Saturday, January 3, 2009

Closer to the flame

Father Angelo Mary Geiger, a Franciscan Friar of the Immaculate, writing about AirMaria.com's interview with me, builds upon my observation that Mary is wrongly feared by some who think her purity makes her unapproachable:

Those who do not understand purity feel judged by it because its practice is so “daunting” and “unreachable.” But chastity is not to be feared. It is a fire that burns, but it also purifies and inflames with true love.

The way to promote it is not merely to articulate a high moral standard in a way that is intellectually compelling, but to show the beauty of purity. ...
[Read the full post.]
Reading Father Angelo's commentary, I remembered that the insights I voiced which inspired him were themselves inspired by Archbishop Fulton J. Sheen's The World's First Love.

Several times in the book, Sheen emphasizes Mary's historic role as "Refuge of Sinners." He writes that her experience of losing Jesus when He was twelve, and then, after three days of searching, finding Him in the Temple, gave her empathy for all who are separated from Him:
Marcel Proust says that when he was a young man he went to his mother and recollected many of the evil things which he had done in his ignorance and passion, and which his own mother could not understand, but to which she listened without understanding. He said that somehow or other she lessened their importance with a gentleness and compassion and lifted the weight of his conscience. But how can Mary know what the un-Christed suffer, or sympathize with the bleeding soul-wounds of the sinners? As the pure lily rests immaculate on a foul pond, so Mary came to know what sin is in a moment which matched, in her love's capacity as a creature, what Our Lord felt on the Cross.

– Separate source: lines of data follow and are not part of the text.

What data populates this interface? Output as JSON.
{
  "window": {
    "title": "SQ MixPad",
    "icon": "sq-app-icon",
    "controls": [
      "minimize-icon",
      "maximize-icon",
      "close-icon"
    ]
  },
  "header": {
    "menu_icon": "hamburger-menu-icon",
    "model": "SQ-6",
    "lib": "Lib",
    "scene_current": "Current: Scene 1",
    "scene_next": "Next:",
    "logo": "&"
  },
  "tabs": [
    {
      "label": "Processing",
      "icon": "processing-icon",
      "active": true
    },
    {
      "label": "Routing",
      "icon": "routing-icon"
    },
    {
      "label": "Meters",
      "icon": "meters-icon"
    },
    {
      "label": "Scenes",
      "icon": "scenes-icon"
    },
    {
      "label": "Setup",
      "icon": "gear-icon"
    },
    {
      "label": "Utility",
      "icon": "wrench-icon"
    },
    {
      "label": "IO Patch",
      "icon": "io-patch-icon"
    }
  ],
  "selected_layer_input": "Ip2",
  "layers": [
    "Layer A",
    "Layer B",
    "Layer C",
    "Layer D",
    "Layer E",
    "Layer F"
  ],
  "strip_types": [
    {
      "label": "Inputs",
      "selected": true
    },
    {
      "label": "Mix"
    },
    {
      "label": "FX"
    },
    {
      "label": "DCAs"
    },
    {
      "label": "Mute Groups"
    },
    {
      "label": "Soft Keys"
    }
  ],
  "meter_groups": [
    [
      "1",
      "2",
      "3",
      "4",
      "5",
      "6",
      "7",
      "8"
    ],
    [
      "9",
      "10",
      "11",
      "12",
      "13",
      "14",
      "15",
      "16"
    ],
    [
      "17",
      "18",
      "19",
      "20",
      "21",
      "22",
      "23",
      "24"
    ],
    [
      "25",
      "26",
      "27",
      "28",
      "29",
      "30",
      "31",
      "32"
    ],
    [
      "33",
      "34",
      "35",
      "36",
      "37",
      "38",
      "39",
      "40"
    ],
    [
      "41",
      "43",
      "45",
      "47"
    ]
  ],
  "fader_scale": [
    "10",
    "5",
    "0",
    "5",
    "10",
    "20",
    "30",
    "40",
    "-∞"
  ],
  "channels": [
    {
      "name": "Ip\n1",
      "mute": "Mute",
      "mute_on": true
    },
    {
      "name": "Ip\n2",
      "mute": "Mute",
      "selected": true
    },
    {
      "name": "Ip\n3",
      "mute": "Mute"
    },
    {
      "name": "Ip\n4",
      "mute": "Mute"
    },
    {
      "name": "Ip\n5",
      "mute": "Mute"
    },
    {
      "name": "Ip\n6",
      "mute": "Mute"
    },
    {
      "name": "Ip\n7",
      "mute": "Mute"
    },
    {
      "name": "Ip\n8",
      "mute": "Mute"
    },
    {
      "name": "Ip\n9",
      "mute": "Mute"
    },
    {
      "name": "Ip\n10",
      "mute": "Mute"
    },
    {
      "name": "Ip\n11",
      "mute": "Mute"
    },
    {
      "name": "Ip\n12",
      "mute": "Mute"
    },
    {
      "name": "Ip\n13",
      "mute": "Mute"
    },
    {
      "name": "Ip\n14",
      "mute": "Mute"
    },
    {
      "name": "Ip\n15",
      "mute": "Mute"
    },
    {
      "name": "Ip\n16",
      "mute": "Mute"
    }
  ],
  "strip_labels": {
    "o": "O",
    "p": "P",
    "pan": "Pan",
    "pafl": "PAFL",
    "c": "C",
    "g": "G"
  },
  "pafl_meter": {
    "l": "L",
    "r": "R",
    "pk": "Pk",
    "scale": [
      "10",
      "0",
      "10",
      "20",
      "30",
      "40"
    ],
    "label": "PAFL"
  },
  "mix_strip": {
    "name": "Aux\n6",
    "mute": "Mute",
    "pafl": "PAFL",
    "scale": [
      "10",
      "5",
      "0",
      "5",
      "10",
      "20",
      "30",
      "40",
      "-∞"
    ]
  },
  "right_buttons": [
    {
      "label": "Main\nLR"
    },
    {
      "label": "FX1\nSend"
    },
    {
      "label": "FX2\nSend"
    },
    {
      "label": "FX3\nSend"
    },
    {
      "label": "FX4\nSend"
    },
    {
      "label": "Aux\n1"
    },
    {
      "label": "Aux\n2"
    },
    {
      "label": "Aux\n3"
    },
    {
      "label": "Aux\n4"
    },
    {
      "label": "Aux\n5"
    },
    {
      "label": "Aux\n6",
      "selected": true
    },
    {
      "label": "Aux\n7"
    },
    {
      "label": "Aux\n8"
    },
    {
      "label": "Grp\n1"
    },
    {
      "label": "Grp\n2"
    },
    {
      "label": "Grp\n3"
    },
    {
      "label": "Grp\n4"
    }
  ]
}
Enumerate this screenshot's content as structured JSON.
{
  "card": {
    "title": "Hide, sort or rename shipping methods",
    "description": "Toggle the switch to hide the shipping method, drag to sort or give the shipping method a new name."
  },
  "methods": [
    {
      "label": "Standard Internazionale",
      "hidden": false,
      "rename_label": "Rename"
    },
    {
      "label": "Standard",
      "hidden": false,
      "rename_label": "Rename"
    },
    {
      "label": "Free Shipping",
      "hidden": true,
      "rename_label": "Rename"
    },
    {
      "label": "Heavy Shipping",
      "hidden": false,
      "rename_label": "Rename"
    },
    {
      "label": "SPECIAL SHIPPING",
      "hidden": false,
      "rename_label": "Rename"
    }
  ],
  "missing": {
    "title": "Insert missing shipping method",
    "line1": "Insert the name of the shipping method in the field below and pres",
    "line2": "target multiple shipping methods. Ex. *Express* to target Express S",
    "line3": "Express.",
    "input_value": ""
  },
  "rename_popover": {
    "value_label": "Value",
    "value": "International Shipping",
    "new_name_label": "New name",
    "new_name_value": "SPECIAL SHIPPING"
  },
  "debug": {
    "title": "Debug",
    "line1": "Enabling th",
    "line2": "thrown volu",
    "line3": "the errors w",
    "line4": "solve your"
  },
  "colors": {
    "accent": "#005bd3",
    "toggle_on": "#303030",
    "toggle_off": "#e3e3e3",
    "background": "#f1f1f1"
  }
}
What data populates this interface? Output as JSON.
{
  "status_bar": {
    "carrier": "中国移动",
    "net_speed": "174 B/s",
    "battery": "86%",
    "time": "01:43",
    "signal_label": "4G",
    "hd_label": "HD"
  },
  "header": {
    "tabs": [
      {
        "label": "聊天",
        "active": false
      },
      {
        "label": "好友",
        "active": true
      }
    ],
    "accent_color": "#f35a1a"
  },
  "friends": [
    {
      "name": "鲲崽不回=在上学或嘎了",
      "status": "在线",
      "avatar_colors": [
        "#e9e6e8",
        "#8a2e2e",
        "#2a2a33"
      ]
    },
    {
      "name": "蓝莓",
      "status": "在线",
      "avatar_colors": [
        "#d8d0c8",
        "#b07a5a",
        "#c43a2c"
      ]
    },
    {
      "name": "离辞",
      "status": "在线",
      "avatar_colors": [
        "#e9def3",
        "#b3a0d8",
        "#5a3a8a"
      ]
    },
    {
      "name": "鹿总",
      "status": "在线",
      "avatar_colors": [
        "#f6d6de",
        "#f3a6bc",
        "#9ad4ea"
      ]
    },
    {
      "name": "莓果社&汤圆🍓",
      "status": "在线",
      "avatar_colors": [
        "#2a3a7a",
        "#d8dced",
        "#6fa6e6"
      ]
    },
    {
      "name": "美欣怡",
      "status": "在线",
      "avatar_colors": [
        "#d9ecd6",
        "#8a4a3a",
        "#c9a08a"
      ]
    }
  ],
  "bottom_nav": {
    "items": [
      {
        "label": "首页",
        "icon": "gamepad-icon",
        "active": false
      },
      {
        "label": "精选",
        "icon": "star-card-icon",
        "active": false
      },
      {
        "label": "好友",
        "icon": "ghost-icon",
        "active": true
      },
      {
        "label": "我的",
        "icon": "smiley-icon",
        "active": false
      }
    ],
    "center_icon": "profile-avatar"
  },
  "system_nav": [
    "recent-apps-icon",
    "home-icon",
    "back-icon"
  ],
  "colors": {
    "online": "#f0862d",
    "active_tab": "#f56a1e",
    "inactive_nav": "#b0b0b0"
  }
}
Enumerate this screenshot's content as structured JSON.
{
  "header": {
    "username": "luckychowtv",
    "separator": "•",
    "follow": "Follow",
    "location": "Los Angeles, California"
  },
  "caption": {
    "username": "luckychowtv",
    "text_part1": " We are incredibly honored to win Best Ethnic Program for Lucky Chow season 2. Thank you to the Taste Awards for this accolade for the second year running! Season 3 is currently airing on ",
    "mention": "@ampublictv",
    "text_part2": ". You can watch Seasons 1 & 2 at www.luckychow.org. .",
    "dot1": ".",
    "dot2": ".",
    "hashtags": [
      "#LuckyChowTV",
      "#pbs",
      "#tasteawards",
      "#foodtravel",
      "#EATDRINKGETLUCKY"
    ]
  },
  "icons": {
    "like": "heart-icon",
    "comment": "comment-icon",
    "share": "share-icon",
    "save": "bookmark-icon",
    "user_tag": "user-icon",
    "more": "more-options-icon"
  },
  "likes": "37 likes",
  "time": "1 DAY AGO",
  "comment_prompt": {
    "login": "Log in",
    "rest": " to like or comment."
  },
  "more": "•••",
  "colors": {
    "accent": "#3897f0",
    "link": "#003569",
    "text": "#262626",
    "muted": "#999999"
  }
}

What is sin? Sin is separation from God and an alienation from love. But Mary lost God, too! She lost him not morally but physically, during those seemingly endless three days when Her Divine Son was only twelve years of age. Searching, questioning, knocking from door to door, pleading and begging, Mary came to know something of the despairing emptiness of those who have not yet found Christ. This was the moment of her widowhood of the soul, when Mary came to know how every sinner feels—not because she sinned, but because she felt the effect of sin, namely, the loss of God and the loneliness of the soul. To every soul who is lost, she can still truly address the same words: "Son, we have sought thee sorrowing."
* * *

In the same post where he writes about my interview, Father Angelo makes some excellent points about how the act of giving someone the Miraculous Medal can be more powerful than preaching to him or her about the faith. I have experienced that at times like when I gave a Miraculous Medal to Jane Fonda, or when I gave one to a Planned Parenthood nurse practitioner as she wrote out prescriptions for the morning-after pill at the University of Illinois' "Sex Out Loud" fair. A person whose ears are closed to arguments may yet be touched by a fellow human being's making eye contact and offering a free gift.